Excerpts from Jim Conrad's
Naturalist Newsletter

from the June 28, 2018 Newsletter issued from Rancho Regenesis in the woods ±4kms west of Ek Balam Ruins; elevation ~40m (~130 ft), N~20.876°, W~88.170°; central Yucatán, MÉXICO
SEED-HARVESTING ANTS ON TOBACCO

On Sunday the head-tall tobacco plant had looked as healthy as could be, but the next day all its leaves were drooping and already drying up. The plant's base was turning brown with the epidermis peeling off, as shown below:

harvester ants, maybe Pogonomyrmex, collecting tobacco seeds killing tobacco plant

Then I noticed a line of tiny black ants ascending and descending the stalk, as shown below:

harvester ants, maybe Pogonomyrmex, collecting tobacco seeds, line on stem

When I checked in the camera's viewer to see if things were in focus, something interesting turned up. In the above picture, notice that ants descending the stalk are bearing something in their mandibles, but those ascending, aren't. I pushed the camera's macro capabilities a little beyond what the camera was designed for to get a better look at what the ants were carrying. Below, you can see better in the somewhat blurry picture -- and note the ants' curious anatomy, seeming to have more constrictions in its body than normal:

harvester ants, maybe Pogonomyrmex, workers collecting tobacco seeds

These were unusually small ants, so the brown, oval items being carried were minuscule. Well, tobacco seeds are minuscule, and my suspicions were confirmed by following the line up to the tobacco's fruiting capsules, which were covered with ants as shown below:

harvester ants, maybe Pogonomyrmex, collecting tobacco seeds from fruiting pods

Following the ant line downward, I found it entering an opening in the tobacco plant's tissue near the ground -- maybe an opening excavated by the ants themselves, in the process killing the plant -- as shown below:

harvester ants, maybe Pogonomyrmex, entering tunnels in base of dying tobacco plant

We've had seed-collecting harvester ants before, up in Texas, so the first step in trying to identify these ants was to check out the taxonomy of harvester ants. It turns out that hundreds of harvester ant species are recognized, and the species are distributed through several genera. Still, we've seen that these ants' anatomy is a bit unusual, with all those constrictions in the abdomen, so maybe an ID was possible.

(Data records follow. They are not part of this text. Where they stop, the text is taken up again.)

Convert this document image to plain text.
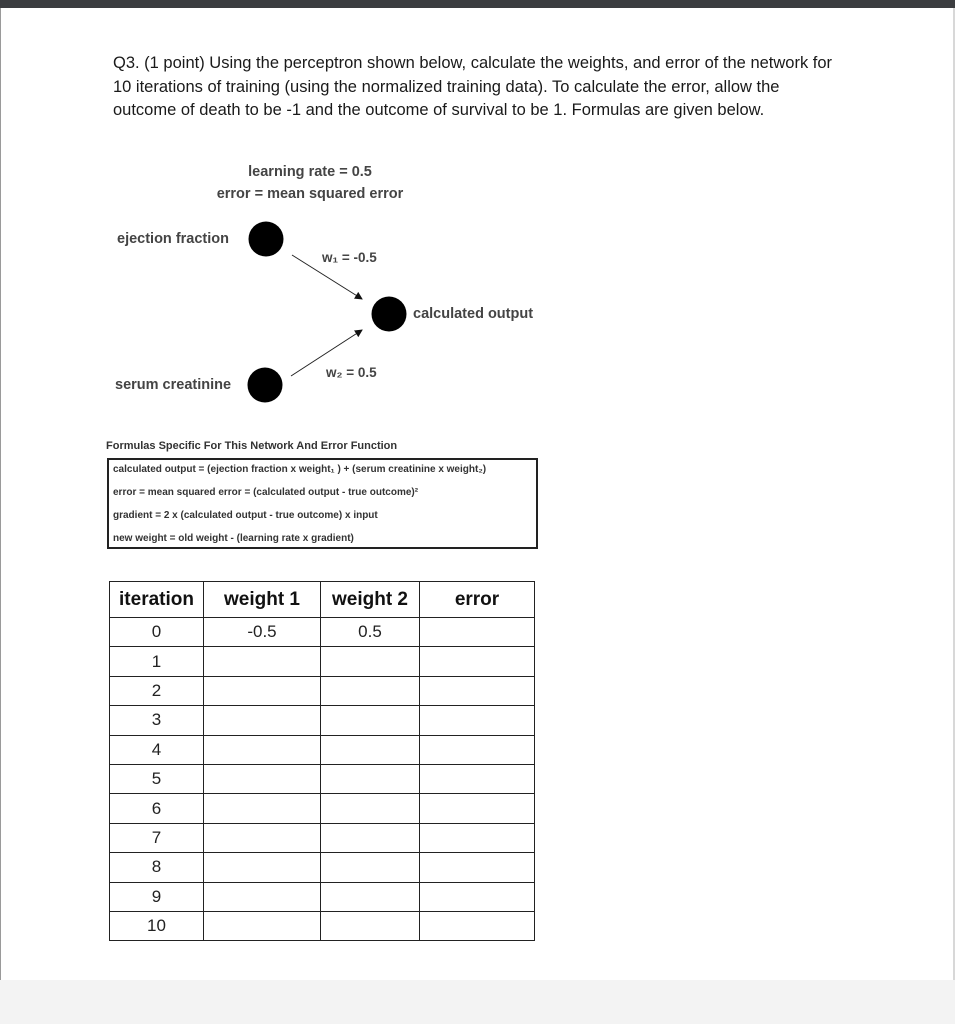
Q3. (1 point) Using the perceptron shown below, calculate the weights, and error of the network for 10 iterations of training (using the normalized training data). To calculate the error, allow the outcome of death to be -1 and the outcome of survival to be 1. Formulas are given below.
learning rate = 0.5
error = mean squared error
ejection fraction
serum creatinine
calculated output
w₁ = -0.5
w₂ = 0.5
Formulas Specific For This Network And Error Function
calculated output = (ejection fraction x weight₁ ) + (serum creatinine x weight₂)
error = mean squared error = (calculated output - true outcome)²
gradient = 2 x (calculated output - true outcome) x input
new weight = old weight - (learning rate x gradient)
iteration	weight 1	weight 2	error
0	-0.5	0.5	
1			
2			
3			
4			
5			
6			
7			
8			
9			
10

When pictures of ants in the various harvester-ant genera were consulted, it was noted that two large genera display such anatomy as ours, Aphaenogaster and Pogonomyrmex. I believe ours must be Pogonomyrmex on the grounds that Aphaenogaster ants are described as fairly large, while ours were exceptionally small, plus there's this: Aphaenogaster species have only a single worker caste, but when I checked my photos I found two distinct ant types carrying seeds, as you can verify below:

harvester ants, maybe Pogonomyrmex, collecting tobacco seeds, two kinds of worker

Therefore, though I can find no Pogonomyrmex species listed for the Yucatan, I'm guessing that that's what we have. As of 2014, 69 species of Pogonomyrmex ants were recognized. Most species occur in deserts throughout the Americas, and I have no idea which species ours could be.

If our ants really are Pogonomyrmex, one interesting fact about that is that Pogonomyrmex workers produce the most toxic venom documented in any insect, a toxicity comparable to cobra venom. While taking the ant-covered-fruit-pods picture I was stung several times and found it surprisingly painful for such a small ant. However, the pain quickly passed and left no lingering effect.

Pogonomyrmex ants are described as digging very deep nests with many underground chambers in which seeds are stored as food for the larvae.